What value of Assets is required to make a Trust Fund viable?
There are many reasons why people establish trusts and we’ll cover some of these for you in upcoming blogs.
But the first thing to say is that you don’t necessarily have to be mega wealthy to set up a trust. A trust can also be a financially viable option for those with a more modest asset portfolio.
And it certainly shouldn’t be inordinately expensive to set one up – despite fears to the contrary.
Naturally, whilst you’d want to have a valid for reason for establishing a trust in the first place, you also need to have a clear understanding of how much the structure is going to cost over a period of time. Obviously, if the cost is going to outweigh the benefits, then there is little point!
Indeed, even with a sizeable pot, fees can often be a major source of contention. If a trust provider is charging prohibitively high fees, this can be a disincentive. So for trustors, it pays to shop around or to take a second opinion, as charges can fluctuate dramatically, not just between providers but also entire jurisdictions.
How much do I need to make a Trust?
Here at Sterling in the Isle of Man, we provide a fair and transparent fee structure which we believe is completely equitable to our clients, providing long-term assurance, clarity and goodwill.
Generally speaking, unless there is an extremely pressing or personal reason for setting up the trust, we would say a good starting point would be when you have combined assets of around £500,000. For a trust holding this level of assets, our start up and annual renewal cost would be £720 (see attached, our Trust Establishment and Management Schedule of Fees).
It’s quite revealing how these fees compare to likely inheritance tax liability.
Although a married couple with an estate of £500,000 would not face any UK IHT – given the combined personal allowance of £650,000 – the same would not be the case for a single person.

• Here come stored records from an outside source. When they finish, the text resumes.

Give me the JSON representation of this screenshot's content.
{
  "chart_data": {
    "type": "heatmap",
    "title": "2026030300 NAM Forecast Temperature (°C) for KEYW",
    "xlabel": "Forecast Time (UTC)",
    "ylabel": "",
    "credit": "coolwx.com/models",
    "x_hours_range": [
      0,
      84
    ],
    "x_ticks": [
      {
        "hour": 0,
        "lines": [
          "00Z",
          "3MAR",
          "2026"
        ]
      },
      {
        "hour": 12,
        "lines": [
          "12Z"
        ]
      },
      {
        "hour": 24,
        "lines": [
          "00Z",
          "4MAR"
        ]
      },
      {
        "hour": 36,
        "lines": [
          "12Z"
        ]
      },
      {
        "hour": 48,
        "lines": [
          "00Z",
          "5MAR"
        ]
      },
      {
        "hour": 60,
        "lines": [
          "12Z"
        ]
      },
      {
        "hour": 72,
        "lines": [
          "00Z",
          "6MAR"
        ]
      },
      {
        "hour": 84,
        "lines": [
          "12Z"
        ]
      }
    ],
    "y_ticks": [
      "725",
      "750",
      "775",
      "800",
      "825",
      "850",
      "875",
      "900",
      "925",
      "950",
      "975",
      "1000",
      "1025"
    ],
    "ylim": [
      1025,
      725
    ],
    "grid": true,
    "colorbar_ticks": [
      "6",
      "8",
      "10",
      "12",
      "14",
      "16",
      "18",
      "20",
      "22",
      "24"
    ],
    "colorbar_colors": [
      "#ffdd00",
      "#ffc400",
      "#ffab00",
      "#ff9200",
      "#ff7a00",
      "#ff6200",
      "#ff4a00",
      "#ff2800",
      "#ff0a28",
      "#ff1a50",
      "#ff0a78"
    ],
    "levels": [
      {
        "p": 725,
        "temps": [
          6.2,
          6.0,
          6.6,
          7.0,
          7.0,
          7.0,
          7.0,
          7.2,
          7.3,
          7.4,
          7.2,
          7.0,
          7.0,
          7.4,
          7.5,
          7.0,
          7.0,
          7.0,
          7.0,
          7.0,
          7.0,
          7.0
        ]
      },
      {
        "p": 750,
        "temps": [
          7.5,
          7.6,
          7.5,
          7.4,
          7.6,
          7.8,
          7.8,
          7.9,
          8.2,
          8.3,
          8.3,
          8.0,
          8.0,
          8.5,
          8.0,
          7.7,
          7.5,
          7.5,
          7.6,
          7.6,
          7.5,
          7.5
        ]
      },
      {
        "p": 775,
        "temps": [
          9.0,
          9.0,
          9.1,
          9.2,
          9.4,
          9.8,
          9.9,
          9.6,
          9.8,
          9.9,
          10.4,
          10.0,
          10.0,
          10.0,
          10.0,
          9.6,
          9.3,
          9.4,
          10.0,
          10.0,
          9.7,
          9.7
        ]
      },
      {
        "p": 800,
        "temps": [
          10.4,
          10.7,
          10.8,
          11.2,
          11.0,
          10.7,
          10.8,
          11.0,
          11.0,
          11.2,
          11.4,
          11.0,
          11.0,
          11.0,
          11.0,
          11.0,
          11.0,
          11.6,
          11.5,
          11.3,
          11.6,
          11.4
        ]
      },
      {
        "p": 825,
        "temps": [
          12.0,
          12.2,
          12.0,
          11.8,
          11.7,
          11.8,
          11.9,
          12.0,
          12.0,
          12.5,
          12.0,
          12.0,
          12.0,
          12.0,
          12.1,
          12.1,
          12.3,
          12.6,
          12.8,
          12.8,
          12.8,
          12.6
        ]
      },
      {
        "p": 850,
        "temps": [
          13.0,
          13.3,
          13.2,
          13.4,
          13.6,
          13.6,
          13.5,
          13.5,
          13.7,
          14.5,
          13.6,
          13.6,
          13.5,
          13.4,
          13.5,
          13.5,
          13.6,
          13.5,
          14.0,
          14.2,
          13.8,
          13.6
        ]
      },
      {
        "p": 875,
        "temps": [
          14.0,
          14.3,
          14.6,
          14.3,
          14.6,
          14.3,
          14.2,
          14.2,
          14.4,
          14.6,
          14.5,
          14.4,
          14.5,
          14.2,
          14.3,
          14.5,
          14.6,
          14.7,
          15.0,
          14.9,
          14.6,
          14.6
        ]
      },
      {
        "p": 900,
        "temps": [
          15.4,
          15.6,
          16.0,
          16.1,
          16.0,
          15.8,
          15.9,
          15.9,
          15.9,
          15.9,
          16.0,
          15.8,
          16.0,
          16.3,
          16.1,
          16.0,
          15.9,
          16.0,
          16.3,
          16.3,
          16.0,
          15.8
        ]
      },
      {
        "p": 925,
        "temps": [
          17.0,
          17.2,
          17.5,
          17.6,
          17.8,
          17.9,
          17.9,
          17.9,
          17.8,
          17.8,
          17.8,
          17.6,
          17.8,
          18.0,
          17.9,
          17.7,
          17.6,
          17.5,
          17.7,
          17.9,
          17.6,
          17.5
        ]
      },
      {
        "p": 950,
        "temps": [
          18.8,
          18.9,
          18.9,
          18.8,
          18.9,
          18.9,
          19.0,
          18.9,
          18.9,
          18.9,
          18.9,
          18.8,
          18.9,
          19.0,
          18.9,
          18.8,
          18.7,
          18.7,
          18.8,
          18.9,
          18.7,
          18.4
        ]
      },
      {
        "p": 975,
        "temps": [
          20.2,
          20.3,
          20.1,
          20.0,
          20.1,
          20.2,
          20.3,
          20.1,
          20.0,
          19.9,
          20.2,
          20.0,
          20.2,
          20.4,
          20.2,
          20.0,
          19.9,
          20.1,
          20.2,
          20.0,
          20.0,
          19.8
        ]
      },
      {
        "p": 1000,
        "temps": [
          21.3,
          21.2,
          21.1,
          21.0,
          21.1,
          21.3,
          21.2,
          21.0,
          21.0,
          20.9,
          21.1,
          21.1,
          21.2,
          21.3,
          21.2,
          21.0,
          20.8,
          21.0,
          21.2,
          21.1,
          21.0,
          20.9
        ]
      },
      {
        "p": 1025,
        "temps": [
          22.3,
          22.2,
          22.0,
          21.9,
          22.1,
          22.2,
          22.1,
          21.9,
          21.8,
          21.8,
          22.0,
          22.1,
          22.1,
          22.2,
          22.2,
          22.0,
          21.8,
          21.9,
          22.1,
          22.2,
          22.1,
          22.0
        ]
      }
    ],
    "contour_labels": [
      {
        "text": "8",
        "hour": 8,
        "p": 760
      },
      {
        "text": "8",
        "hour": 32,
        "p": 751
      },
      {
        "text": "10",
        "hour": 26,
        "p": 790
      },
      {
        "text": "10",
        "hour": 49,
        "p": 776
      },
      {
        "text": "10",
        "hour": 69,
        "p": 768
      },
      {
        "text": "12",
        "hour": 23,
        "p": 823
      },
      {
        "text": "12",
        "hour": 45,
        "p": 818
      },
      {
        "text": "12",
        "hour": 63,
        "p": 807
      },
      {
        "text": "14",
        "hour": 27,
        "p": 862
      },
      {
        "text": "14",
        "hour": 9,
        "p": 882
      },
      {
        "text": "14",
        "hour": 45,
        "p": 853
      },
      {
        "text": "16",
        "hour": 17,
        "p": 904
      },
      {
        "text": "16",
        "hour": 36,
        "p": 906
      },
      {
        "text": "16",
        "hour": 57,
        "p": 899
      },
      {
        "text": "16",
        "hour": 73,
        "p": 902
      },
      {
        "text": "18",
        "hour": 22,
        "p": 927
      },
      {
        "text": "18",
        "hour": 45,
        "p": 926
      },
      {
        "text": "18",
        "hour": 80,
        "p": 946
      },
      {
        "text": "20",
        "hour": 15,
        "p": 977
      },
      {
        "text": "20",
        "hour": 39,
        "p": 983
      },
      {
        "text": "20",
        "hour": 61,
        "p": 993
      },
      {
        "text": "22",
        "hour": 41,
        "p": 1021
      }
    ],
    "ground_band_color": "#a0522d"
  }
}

An individual with assets of £500,000 would be exposed to £70,000 in IHT. Alternatively, if he or she was to establish a trust with Sterling, it would take 97 years to accumulate that amount of IHT in trust fees!
Even for larger estates with assets of £1m (not uncommon), which would leave a couple facing an IHT bill of £140,000 after their personal allowance, given that we charge an annual fee of £1800 for trusts of this size, it would still take them 77 years to accumulate this level of outlay in trust fees (see our IHT calculator) .
So, even for those who wouldn’t consider themselves to be rich, these days just by using the value of UK property in many parts of the country as a yardstick, having half a million pounds’ worth of assets is entirely realistic. In terms of estate and asset protection, this brings the idea of a trust into play for an increasing number of people. You certainly don’t need to have excessive net worth to give it consideration.
Before embarking on this course of action, however, it’s important to understand why you would want to set up a trust structure in the first place. As always, we strongly advise clients to take professional advice. As part of the process, you may benefit from a Foresight Domicile and Tax Health Check, which we can arrange for you in conjunction with your financial advisor. This will give you a clear picture of your net worth.
Nevertheless, if your assets are collectively valued at around £500,000 and upwards, then the economics of a trust formation could be a useful card to have up your sleeve.